I encountered this relatively rare Rolls near my place in Bangkok a couple of times and finally tried to photograph it. Unfortunately, it was guarded (must belong to some VIP) and the guard wasn’t cool with my taking a few snaps, so I only managed three. Still, we haven’t featured this car on CC before I believe, so here’s a little taste of the roly-poly jelly bean Rolls.
The Silver Seraph came out in early 1998 to replace the Silver Spirit/Spur. It was the last Rolls to have a Bentley clone, the Arnage (though those, along with the two-door cars — Rolls-Royce Corniche V and Bentley Continental — kept the old V8), the last to be built at the historic Crewe works and the last model developed before the VW takeover in 1998. On the other hand, it was the first Rolls with a German engine, in this case a 5.4 litre BMW V12. In the end, BMW managed to wrest control of the Rolls-Royce brand off of Volkswagen, but had to build a new factory from scratch to make them. And they also had to devise a completely new model from the ground up, which they presented to the public in 2003 as the Phantom VII and has changed little since.

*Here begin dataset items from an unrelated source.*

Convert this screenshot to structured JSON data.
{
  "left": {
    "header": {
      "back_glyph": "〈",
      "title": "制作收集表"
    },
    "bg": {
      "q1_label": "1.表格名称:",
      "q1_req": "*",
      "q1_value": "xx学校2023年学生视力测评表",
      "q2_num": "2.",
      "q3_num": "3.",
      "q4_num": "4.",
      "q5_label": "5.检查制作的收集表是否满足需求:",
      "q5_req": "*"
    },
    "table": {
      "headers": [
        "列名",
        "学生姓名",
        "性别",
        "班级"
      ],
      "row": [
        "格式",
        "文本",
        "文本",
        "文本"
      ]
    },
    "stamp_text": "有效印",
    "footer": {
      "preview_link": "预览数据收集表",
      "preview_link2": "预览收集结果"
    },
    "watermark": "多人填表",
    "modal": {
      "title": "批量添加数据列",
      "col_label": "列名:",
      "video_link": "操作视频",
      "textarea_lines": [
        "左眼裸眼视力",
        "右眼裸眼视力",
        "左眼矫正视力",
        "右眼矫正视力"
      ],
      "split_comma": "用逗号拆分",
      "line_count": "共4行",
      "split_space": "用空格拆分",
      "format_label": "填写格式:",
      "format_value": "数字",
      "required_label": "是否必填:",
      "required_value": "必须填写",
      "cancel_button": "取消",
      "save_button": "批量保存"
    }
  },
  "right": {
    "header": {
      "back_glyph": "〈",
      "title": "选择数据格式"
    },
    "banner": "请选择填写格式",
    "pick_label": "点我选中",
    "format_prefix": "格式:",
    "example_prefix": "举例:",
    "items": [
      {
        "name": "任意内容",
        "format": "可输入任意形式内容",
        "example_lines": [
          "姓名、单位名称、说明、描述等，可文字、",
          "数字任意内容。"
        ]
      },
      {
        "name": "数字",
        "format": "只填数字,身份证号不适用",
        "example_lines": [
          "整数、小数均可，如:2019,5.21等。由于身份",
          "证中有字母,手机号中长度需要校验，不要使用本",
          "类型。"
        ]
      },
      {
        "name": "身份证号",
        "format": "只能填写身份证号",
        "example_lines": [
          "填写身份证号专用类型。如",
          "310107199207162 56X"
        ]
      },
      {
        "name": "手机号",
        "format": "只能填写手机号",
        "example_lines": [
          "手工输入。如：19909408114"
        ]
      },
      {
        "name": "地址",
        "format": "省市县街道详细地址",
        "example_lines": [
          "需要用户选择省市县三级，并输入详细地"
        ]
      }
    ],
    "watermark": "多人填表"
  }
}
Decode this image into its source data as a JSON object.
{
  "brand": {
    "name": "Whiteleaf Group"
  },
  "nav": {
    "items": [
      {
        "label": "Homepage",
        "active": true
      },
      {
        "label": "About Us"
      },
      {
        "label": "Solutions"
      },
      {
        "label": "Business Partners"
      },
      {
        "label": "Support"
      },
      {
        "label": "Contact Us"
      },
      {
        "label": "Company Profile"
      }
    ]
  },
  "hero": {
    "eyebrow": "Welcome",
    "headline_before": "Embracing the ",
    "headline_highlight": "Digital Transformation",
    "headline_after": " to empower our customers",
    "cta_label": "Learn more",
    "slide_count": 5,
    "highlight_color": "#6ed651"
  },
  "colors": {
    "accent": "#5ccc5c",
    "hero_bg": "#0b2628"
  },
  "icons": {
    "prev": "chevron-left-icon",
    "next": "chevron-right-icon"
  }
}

So the Seraph’s time on this Earth was rather fleeting, for a Rolls-Royce. They made just over 1500 of these in five years, including 127 extended wheelbase saloons (but excluding the Corniche) made by whatever remained of Park Ward from 2000 to 2002. I couldn’t tell if the car I found was one of them, but there’s a fair chance it might be. The BMW L7 I caught a while back hails from the same car park, so someone in there likes turn-of-the-Century V12-powered limos.
I remember that when the Seraph came out, I thought it looked better than the Spirit. Nowadays, I’m not so sure. It’s certainly the last Rolls design that looked more like a car than a tank. There’s lots to be said about how Rolls got snatched by BMW and how this car is the archetype of a transitional model, but that will be for another time with another Seraph – hopefully one that is not chaperoned by a guard I can’t communicate with.